Upaya pemerintah untuk menguatkan nilai tukar rupiah, melalui Bank Indonesia dengan
melakukan intervensi pasar tidak mampu membendung nilai tukar rupiah yang terus
merosot. Nilai tukar rupiah yang berada di posisi Rp4000/US$ pada Oktober terus melemah
menjadi sekitar Rp17.000/US$ pada bulan Januari 1998. Kondisi ini berdampak pada
jatuhnya bursa saham Jakarta, bangkrutnya perusahaan-perusahaan besar di Indonesia yang
menyebabkan terjadinya pemutusan hubungan kerja (PHK) secara besar-besaran.
Kondisi ini membuat Presiden Soeharto menerima proposal reformasi IMF pada tanggal 15
Januari 1998 dengan ditandatanganinya Letter of Intent (Nota Kesepakatan) antara Presiden
Soeharto dan Direktur Pelaksana IMF Michele Camdesius. Namun, kemudian Presiden
Soeharto menyatakan bahwa paket IMF yang ditandatanganinya membawa Indonesia pada
sistem ekonomi liberal. Hal ini menyiratkan bahwa pemerintah Indonesia tidak akan
melaksanakan perjanjian IMF yang berisi 50 butir kesepakatan tersebut. Situasi tarik
menarik antara pemerintah dan IMF itu menyebabkan krisis ekonomi semakin memburuk.
Pada saat krisis semakin dalam, muncul ketegangan-ketegangan sosial dalam masyarakat.
Pada bulan-bulan awal 1998 di sejumlah kota terjadi kerusuhan anti Cina. Kelompok ini
menjadi sasaran kemarahan masyarakat karena mereka mendominasi perekonomian di
Indonesia.

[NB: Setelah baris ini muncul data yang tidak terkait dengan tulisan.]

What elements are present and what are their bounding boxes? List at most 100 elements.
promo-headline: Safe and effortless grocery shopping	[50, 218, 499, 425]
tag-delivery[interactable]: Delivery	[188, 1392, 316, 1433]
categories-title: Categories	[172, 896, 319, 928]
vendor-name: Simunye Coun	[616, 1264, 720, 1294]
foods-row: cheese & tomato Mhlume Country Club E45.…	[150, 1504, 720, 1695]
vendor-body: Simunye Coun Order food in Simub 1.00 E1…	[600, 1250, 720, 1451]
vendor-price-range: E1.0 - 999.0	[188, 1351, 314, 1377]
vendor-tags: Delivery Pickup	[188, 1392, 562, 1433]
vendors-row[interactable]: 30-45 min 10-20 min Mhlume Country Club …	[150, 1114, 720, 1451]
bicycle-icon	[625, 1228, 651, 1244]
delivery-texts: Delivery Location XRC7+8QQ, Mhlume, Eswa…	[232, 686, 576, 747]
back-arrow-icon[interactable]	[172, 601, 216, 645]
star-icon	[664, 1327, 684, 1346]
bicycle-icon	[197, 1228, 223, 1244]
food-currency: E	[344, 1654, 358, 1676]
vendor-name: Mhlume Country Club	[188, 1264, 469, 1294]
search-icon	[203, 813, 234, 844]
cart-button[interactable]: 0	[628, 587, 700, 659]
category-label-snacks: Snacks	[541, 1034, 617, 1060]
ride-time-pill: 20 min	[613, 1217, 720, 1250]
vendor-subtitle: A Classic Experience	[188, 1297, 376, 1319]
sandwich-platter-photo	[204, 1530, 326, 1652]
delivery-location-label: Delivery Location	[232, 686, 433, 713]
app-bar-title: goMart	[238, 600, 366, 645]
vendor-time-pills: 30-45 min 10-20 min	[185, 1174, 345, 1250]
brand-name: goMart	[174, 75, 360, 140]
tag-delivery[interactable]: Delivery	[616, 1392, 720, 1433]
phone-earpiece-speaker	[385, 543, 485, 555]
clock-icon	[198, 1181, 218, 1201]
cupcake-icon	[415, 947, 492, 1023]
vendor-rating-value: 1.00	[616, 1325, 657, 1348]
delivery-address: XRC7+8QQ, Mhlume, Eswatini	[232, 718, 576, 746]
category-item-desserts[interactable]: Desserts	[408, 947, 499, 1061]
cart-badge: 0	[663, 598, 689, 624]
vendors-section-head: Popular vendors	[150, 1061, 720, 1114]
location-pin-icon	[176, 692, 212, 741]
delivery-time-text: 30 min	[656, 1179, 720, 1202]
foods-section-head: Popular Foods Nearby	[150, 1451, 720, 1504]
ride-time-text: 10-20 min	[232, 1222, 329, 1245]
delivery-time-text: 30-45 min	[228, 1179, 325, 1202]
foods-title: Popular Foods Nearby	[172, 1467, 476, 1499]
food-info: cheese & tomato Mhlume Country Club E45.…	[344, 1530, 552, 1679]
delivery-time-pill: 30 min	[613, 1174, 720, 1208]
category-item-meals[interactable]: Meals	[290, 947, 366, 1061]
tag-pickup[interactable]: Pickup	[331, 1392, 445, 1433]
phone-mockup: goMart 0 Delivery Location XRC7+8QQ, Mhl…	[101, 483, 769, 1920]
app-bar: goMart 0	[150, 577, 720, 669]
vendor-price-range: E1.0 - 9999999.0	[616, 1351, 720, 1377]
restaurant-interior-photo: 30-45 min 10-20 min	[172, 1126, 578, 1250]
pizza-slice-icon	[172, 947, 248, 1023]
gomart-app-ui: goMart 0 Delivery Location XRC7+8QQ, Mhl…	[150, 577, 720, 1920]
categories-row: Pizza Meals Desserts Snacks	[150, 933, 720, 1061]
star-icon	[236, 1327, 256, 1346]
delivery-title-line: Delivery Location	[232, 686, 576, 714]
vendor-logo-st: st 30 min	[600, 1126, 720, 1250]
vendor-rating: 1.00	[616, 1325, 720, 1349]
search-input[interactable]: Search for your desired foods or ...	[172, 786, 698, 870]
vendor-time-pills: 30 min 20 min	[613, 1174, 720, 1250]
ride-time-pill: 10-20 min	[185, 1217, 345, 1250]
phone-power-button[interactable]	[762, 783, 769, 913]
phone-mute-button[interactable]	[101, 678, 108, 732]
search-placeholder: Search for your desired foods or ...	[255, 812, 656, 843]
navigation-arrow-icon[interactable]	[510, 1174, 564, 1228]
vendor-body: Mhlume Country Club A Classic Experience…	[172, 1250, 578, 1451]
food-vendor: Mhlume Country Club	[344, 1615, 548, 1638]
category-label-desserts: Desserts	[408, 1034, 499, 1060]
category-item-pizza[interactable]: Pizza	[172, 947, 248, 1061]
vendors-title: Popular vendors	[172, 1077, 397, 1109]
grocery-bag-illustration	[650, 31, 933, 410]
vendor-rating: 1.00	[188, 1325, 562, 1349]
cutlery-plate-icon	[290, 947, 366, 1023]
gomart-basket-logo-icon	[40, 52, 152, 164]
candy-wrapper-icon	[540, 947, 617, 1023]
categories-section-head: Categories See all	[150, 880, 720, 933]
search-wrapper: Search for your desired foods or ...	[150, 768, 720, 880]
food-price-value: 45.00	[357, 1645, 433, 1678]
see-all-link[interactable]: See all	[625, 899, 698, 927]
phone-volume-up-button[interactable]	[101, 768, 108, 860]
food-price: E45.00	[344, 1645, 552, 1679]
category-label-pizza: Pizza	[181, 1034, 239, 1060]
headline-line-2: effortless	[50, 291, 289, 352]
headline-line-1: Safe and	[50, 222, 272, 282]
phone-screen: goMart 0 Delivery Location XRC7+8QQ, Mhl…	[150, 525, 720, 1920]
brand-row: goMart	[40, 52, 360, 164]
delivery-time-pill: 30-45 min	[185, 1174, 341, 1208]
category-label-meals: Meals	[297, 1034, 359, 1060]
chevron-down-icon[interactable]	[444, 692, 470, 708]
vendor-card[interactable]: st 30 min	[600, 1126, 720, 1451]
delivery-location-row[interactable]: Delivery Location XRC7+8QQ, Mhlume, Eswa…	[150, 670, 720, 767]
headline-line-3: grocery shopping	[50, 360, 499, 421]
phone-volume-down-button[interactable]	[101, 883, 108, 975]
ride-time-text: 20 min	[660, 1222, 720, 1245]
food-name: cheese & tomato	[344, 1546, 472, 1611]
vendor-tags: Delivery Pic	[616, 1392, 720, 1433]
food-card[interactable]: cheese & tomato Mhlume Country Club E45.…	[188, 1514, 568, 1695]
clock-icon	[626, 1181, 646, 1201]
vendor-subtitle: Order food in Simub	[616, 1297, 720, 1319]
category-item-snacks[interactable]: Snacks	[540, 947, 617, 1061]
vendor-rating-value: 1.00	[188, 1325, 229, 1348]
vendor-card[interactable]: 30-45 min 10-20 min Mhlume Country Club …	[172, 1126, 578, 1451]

Krisis ini pun semakin menjalar dalam bentuk gejolak-gejolak non ekonomi
lainnya yang membawa pengaruh terhadap proses perubahan selanjutnya.
Sementara itu, sesuai dengan hasil Pemilu ke-6 yang diselenggarakan pada tanggal 29 Mei
1997, Golkar memperoleh suara 74,5%, PPP 22,4%, dan PDI 3%. Setelah pelaksanaan pemilu
tersebut perhatian tercurah pada Sidang Umum MPR yang dilaksanakan pada Maret 1998.
Sidang umum MPR ini akan memilih presiden dan wakil presiden. Sidang umum tersebut
kemudian menetapkan kembali Soeharto sebagai presiden untuk masa jabatan lima tahun
yang ketujuh kalinya dengan B.J. Habibie sebagai wakil presiden.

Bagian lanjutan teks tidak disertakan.